TensorFlow/Caffee Code --> .ckpt or .proto --> TIDL Import tool -> net.bin and param.bin files -> USECASE
This is very important since you can make sure an example works on the board and can focus on your model training instead of all the intermediary steps.

2)Is such a workflow/usecase verified with the open source resources,-other than TI's hidden dataset-? I can not use any of the TIDL training examples with the available usecases.
The answer to this question would reshape our understanding of TIDL and influence our idea of using TDA2xx for our future products, so it is very important to us.

3)Are usecases generic, -with simple modifications to labels and usecases-? Imagine is one example for semantic segmentation, there is one for classification, and there is one for object detection.
Can I use any model with the same purpose to expect a viable output?

4) Please help us understand what the usecases and algorithms actually do. What are the algorithm outputs, and are they standardized? A documentation would be nice, saying that our object detection algorithm is responsible for doing <THESE> It gets <THESE> inputs, it outputs <THESE> You can configure it by using <THESE> It is compatible with <THESE> usecases.
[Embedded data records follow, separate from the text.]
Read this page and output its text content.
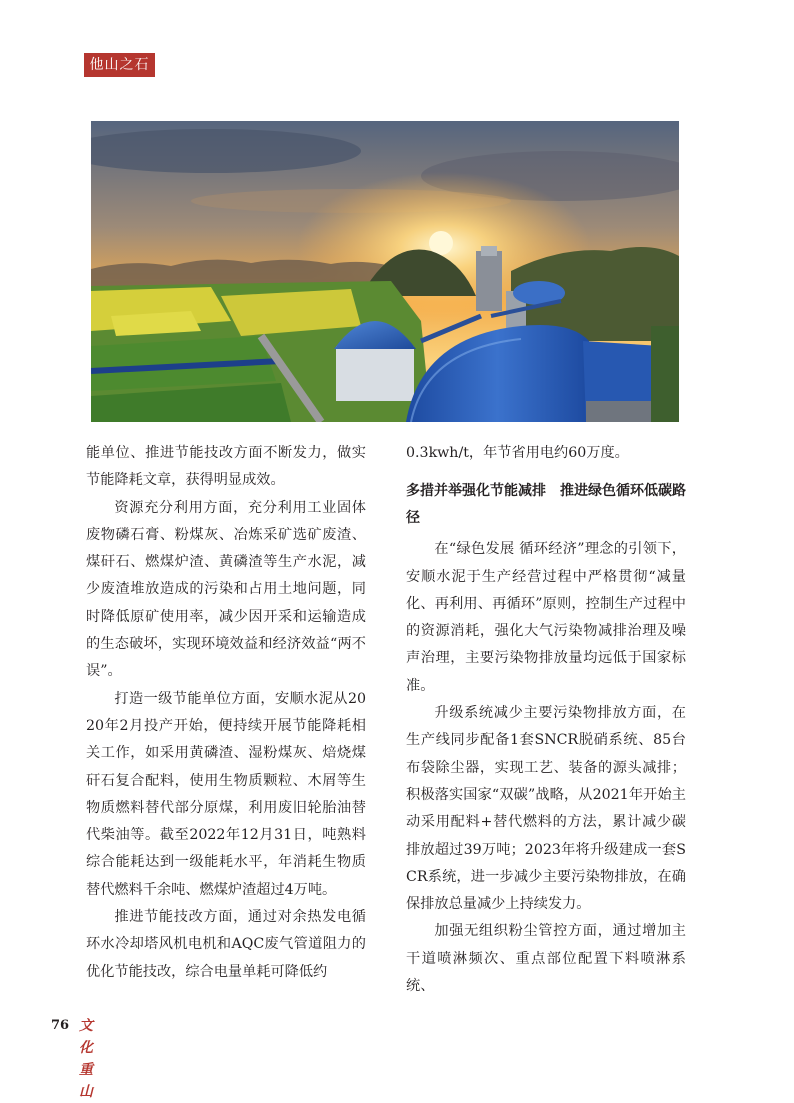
他山之石

能单位、推进节能技改方面不断发力，做实节能降耗文章，获得明显成效。

资源充分利用方面，充分利用工业固体废物磷石膏、粉煤灰、冶炼采矿选矿废渣、煤矸石、燃煤炉渣、黄磷渣等生产水泥，减少废渣堆放造成的污染和占用土地问题，同时降低原矿使用率，减少因开采和运输造成的生态破坏，实现环境效益和经济效益“两不误”。

打造一级节能单位方面，安顺水泥从2020年2月投产开始，便持续开展节能降耗相关工作，如采用黄磷渣、湿粉煤灰、焙烧煤矸石复合配料，使用生物质颗粒、木屑等生物质燃料替代部分原煤，利用废旧轮胎油替代柴油等。截至2022年12月31日，吨熟料综合能耗达到一级能耗水平，年消耗生物质替代燃料千余吨、燃煤炉渣超过4万吨。

推进节能技改方面，通过对余热发电循环水冷却塔风机电机和AQC废气管道阻力的优化节能技改，综合电量单耗可降低约

0.3kwh/t，年节省用电约60万度。

多措并举强化节能减排　推进绿色循环低碳路径

在“绿色发展 循环经济”理念的引领下，安顺水泥于生产经营过程中严格贯彻“减量化、再利用、再循环”原则，控制生产过程中的资源消耗，强化大气污染物减排治理及噪声治理，主要污染物排放量均远低于国家标准。

升级系统减少主要污染物排放方面，在生产线同步配备1套SNCR脱硝系统、85台布袋除尘器，实现工艺、装备的源头减排；积极落实国家“双碳”战略，从2021年开始主动采用配料+替代燃料的方法，累计减少碳排放超过39万吨；2023年将升级建成一套SCR系统，进一步减少主要污染物排放，在确保排放总量减少上持续发力。

加强无组织粉尘管控方面，通过增加主干道喷淋频次、重点部位配置下料喷淋系统、

76 文化重山
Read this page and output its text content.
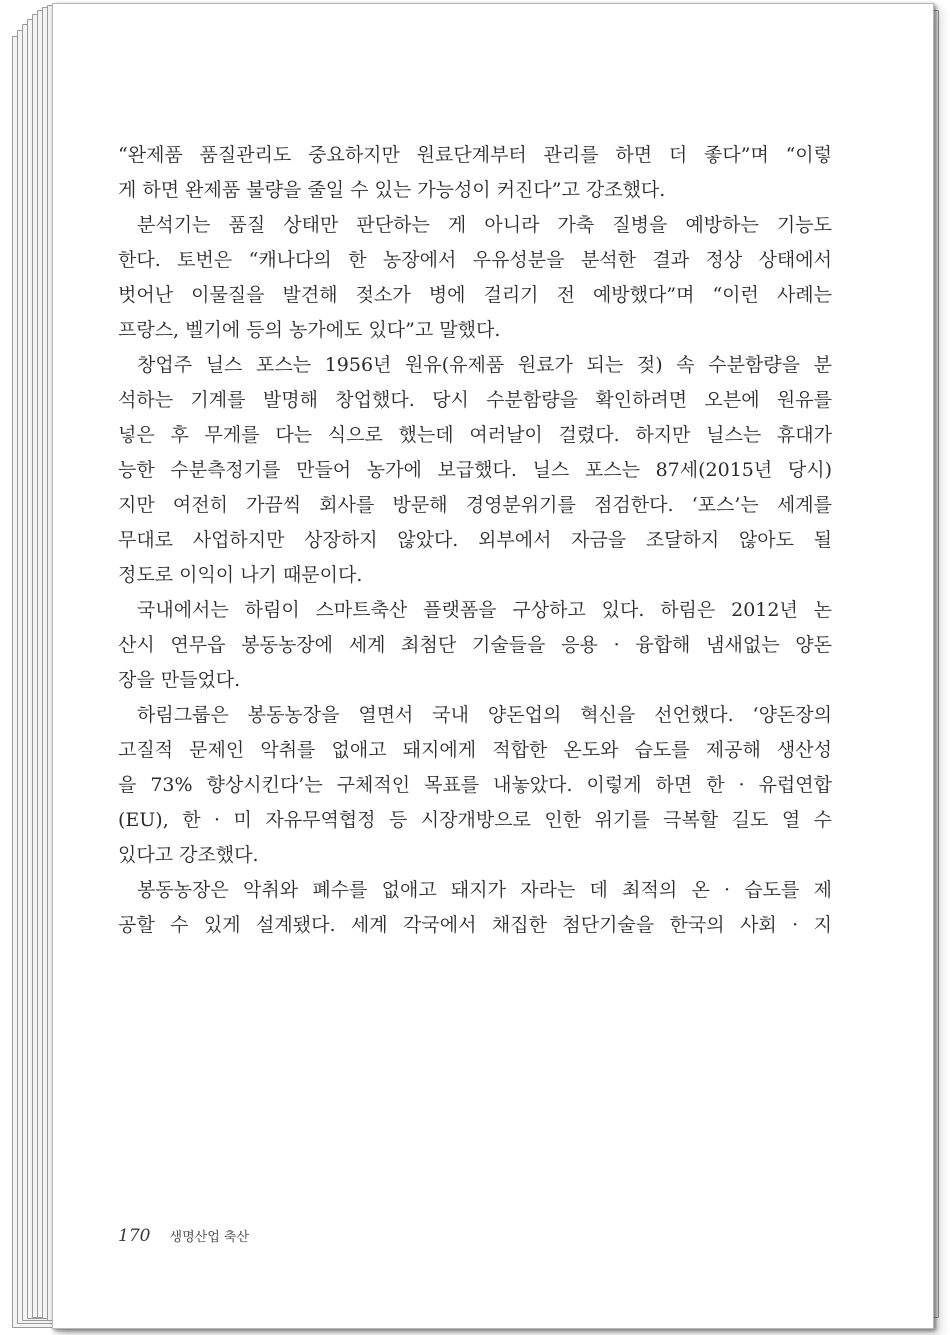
“완제품 품질관리도 중요하지만 원료단계부터 관리를 하면 더 좋다”며 “이렇
게 하면 완제품 불량을 줄일 수 있는 가능성이 커진다”고 강조했다.
분석기는 품질 상태만 판단하는 게 아니라 가축 질병을 예방하는 기능도
한다. 토번은 “캐나다의 한 농장에서 우유성분을 분석한 결과 정상 상태에서
벗어난 이물질을 발견해 젖소가 병에 걸리기 전 예방했다”며 “이런 사례는
프랑스, 벨기에 등의 농가에도 있다”고 말했다.
창업주 닐스 포스는 1956년 원유(유제품 원료가 되는 젖) 속 수분함량을 분
석하는 기계를 발명해 창업했다. 당시 수분함량을 확인하려면 오븐에 원유를
넣은 후 무게를 다는 식으로 했는데 여러날이 걸렸다. 하지만 닐스는 휴대가
능한 수분측정기를 만들어 농가에 보급했다. 닐스 포스는 87세(2015년 당시)
지만 여전히 가끔씩 회사를 방문해 경영분위기를 점검한다. ‘포스’는 세계를
무대로 사업하지만 상장하지 않았다. 외부에서 자금을 조달하지 않아도 될
정도로 이익이 나기 때문이다.
국내에서는 하림이 스마트축산 플랫폼을 구상하고 있다. 하림은 2012년 논
산시 연무읍 봉동농장에 세계 최첨단 기술들을 응용 · 융합해 냄새없는 양돈
장을 만들었다.
하림그룹은 봉동농장을 열면서 국내 양돈업의 혁신을 선언했다. ‘양돈장의
고질적 문제인 악취를 없애고 돼지에게 적합한 온도와 습도를 제공해 생산성
을 73% 향상시킨다’는 구체적인 목표를 내놓았다. 이렇게 하면 한 · 유럽연합
(EU), 한 · 미 자유무역협정 등 시장개방으로 인한 위기를 극복할 길도 열 수
있다고 강조했다.
봉동농장은 악취와 폐수를 없애고 돼지가 자라는 데 최적의 온 · 습도를 제
공할 수 있게 설계됐다. 세계 각국에서 채집한 첨단기술을 한국의 사회 · 지
170 생명산업 축산
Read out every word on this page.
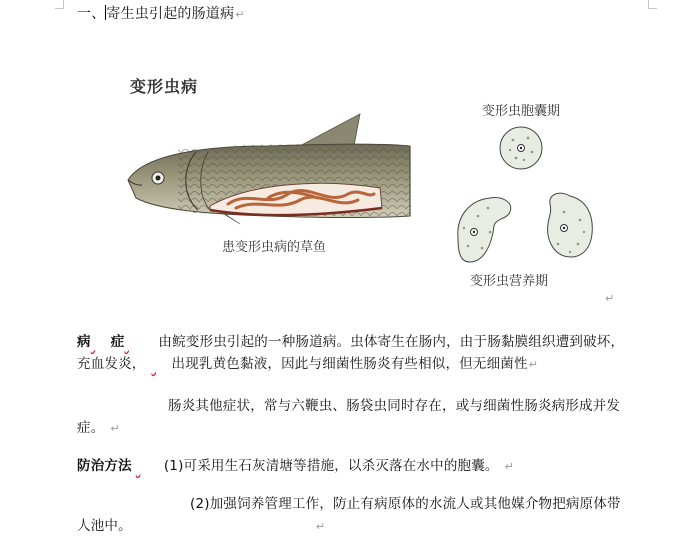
一、寄生虫引起的肠道病↵
变形虫病
变形虫胞囊期
患变形虫病的草鱼
变形虫营养期
↵
病 症	由鲩变形虫引起的一种肠道病。虫体寄生在肠内，由于肠黏膜组织遭到破坏，
充血发炎， 出现乳黄色黏液，因此与细菌性肠炎有些相似，但无细菌性↵
肠炎其他症状，常与六鞭虫、肠袋虫同时存在，或与细菌性肠炎病形成并发
症。 ↵
防治方法 (1)可采用生石灰清塘等措施，以杀灭落在水中的胞囊。 ↵
(2)加强饲养管理工作，防止有病原体的水流人或其他媒介物把病原体带
人池中。	↵
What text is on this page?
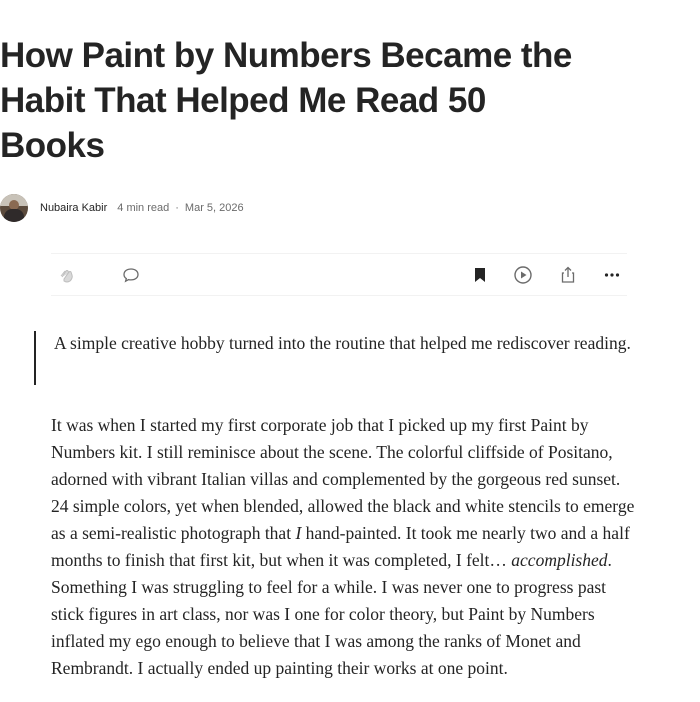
How Paint by Numbers Became the Habit That Helped Me Read 50 Books
Nubaira Kabir 4 min read · Mar 5, 2026

A simple creative hobby turned into the routine that helped me rediscover reading.

It was when I started my first corporate job that I picked up my first Paint by Numbers kit. I still reminisce about the scene. The colorful cliffside of Positano, adorned with vibrant Italian villas and complemented by the gorgeous red sunset. 24 simple colors, yet when blended, allowed the black and white stencils to emerge as a semi-realistic photograph that I hand-painted. It took me nearly two and a half months to finish that first kit, but when it was completed, I felt… accomplished. Something I was struggling to feel for a while. I was never one to progress past stick figures in art class, nor was I one for color theory, but Paint by Numbers inflated my ego enough to believe that I was among the ranks of Monet and Rembrandt. I actually ended up painting their works at one point.
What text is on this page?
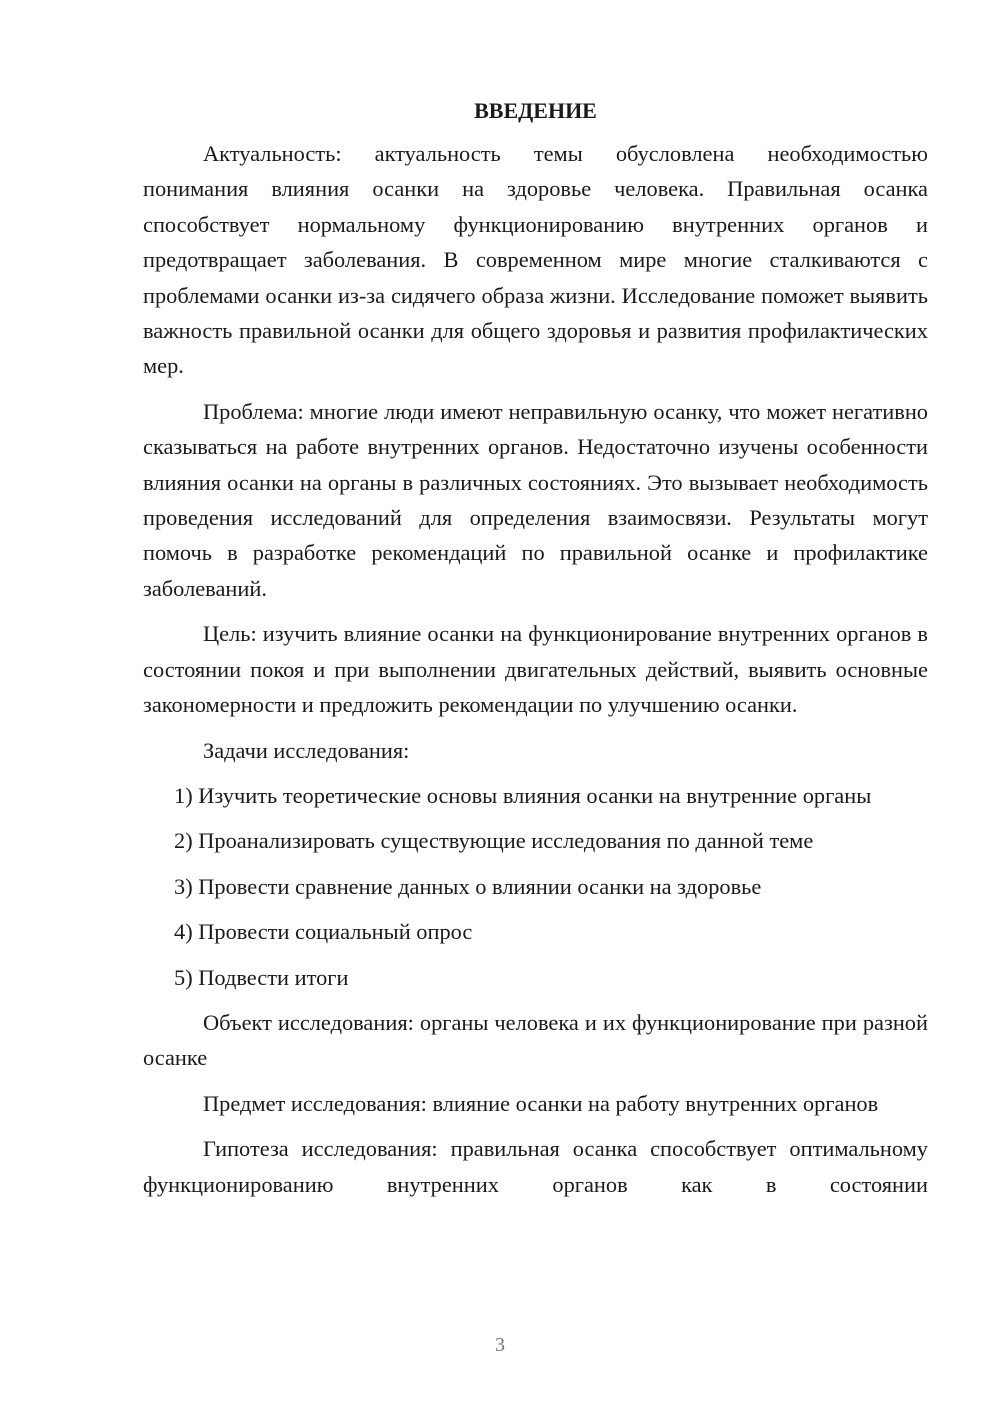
ВВЕДЕНИЕ

Актуальность: актуальность темы обусловлена необходимостью понимания влияния осанки на здоровье человека. Правильная осанка способствует нормальному функционированию внутренних органов и предотвращает заболевания. В современном мире многие сталкиваются с проблемами осанки из-за сидячего образа жизни. Исследование поможет выявить важность правильной осанки для общего здоровья и развития профилактических мер.

Проблема: многие люди имеют неправильную осанку, что может негативно сказываться на работе внутренних органов. Недостаточно изучены особенности влияния осанки на органы в различных состояниях. Это вызывает необходимость проведения исследований для определения взаимосвязи. Результаты могут помочь в разработке рекомендаций по правильной осанке и профилактике заболеваний.

Цель: изучить влияние осанки на функционирование внутренних органов в состоянии покоя и при выполнении двигательных действий, выявить основные закономерности и предложить рекомендации по улучшению осанки.

Задачи исследования:

1) Изучить теоретические основы влияния осанки на внутренние органы

2) Проанализировать существующие исследования по данной теме

3) Провести сравнение данных о влиянии осанки на здоровье

4) Провести социальный опрос

5) Подвести итоги

Объект исследования: органы человека и их функционирование при разной осанке

Предмет исследования: влияние осанки на работу внутренних органов

Гипотеза исследования: правильная осанка способствует оптимальному функционированию внутренних органов как в состоянии

3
It is compatible with <THESE> models and datasets.
Investigating the user guide, I feel like TIDL relies much on the community information that is scattered around rather than TI official guidelines, that brought some challenges for me to understand.

For example, it would be great if there was a verified usecases table, that one could pick up and test - from the code or pretrained model to using it in a usecase-

Usecase     Purpose                                   Compatible Pretrained Models / Model Types                      Compatible Model Data Sets  / Compatible Resolution(s)                 
tidl_OD Object detection, SSD jdetnet (Link ???) / RNN TI's hidden dataset   / 768x320, 512x512
tidl file I/O Semantic segmentation ??????? ???????
??????? Object Classification Inception v1 (Link ???) / CNN ImageNet 1000


We'd appreciate if you could help us with our doubts. Thank you.